One of the greatest threats to this, says Frey, is the sharp rise in industrial lobbying. This has had the effect, he argues, of protecting incumbents and making it harder for new businesses to enter existing markets. “It seems to me that a lot can be achieved by trying to combat lobbying, rather than just trying to prop up unions, because much of the shift in lobbying power has also been a consequence of corporations getting larger, getting higher market shares in the industries in which they operate and spending more protecting their position,” says Frey.

“We know that businesses that spend more on political lobbying tend to be less innovative. It tends to be those lobbying to protect themselves, which means fewer new businesses can absorb the labour that is being shredded. We need to think very carefully about antitrust competition policy and intellectual property laws, which make it harder for new businesses to get access to technology and enter markets.”
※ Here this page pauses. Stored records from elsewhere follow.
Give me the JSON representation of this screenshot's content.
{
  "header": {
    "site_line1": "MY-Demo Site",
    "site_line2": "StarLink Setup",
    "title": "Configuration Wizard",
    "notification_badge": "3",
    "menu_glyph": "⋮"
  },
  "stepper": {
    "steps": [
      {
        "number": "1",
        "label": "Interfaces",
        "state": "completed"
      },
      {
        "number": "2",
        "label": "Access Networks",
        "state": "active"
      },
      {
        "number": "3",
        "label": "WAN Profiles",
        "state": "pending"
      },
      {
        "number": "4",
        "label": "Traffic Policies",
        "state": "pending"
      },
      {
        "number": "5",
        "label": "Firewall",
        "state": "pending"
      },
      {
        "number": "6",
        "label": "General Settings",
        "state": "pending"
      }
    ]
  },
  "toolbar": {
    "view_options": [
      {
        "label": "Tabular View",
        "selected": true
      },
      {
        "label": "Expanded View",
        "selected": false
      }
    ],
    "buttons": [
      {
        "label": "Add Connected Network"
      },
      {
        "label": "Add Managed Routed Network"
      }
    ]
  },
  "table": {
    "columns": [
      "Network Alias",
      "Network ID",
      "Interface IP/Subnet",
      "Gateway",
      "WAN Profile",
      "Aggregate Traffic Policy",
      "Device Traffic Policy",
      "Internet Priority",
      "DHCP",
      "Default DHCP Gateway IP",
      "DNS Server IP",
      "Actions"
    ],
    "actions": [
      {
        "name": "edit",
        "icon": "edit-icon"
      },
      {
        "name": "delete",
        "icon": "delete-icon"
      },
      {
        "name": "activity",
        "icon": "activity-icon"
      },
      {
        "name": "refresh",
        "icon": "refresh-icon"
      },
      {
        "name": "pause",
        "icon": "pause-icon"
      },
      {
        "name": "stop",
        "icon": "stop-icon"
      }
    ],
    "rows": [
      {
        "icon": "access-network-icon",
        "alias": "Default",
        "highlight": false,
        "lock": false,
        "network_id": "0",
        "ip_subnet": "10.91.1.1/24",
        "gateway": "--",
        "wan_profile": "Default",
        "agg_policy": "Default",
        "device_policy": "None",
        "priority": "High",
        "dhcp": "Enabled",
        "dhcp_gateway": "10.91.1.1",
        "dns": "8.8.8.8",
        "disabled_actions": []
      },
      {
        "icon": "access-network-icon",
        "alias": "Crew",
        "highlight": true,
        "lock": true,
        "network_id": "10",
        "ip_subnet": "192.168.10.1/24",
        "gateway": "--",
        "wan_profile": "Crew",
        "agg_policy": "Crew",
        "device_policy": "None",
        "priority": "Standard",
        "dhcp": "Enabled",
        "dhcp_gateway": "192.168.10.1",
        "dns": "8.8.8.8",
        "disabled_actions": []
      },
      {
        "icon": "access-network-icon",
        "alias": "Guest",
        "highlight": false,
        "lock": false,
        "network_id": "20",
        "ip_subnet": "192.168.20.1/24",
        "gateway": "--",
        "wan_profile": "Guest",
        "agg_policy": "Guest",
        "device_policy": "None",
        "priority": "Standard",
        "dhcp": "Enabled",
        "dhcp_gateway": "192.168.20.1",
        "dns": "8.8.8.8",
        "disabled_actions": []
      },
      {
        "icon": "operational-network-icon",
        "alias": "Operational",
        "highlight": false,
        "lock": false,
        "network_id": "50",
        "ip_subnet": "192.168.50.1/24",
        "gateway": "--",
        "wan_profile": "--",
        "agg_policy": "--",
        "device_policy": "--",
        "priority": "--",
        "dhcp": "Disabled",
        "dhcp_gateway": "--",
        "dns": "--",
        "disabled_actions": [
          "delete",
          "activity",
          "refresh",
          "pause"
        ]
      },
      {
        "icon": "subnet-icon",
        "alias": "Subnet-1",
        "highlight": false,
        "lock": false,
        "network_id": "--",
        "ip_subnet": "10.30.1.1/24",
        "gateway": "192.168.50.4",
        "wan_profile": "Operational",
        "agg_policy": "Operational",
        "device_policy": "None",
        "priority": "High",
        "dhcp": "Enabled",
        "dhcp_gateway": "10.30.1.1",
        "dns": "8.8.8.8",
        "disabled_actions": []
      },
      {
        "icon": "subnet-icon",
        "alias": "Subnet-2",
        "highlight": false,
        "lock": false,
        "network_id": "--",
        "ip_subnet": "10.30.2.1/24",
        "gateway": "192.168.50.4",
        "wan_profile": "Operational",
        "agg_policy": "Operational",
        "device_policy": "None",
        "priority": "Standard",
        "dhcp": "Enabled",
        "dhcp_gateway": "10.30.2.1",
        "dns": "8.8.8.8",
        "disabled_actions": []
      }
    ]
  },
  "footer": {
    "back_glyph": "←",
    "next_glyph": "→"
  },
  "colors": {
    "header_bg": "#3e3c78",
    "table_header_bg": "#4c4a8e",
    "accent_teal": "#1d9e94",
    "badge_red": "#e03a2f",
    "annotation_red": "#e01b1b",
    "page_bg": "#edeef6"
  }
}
And what about universal basic income? “The problem with universal basic income is the U in the UBI. I don’t see why we want it to be universal. If you were to take current welfare systems and replace them with UBI what you would do is essentially worsen income inequality. I’m much more in favour of what Milton Friedman proposed in terms of a negative income tax which essentially provides a floor below which people’s income cannot fall and people have incentives to go out and top up their incomes.”

Frey dismisses the idea that UBI is a panacea. “People attach meaning to their work and like their jobs,” he says, “economists tend to think about consumption being the purpose of production, but I think that’s actually wrong for a lot of people. Production is an end in itself.”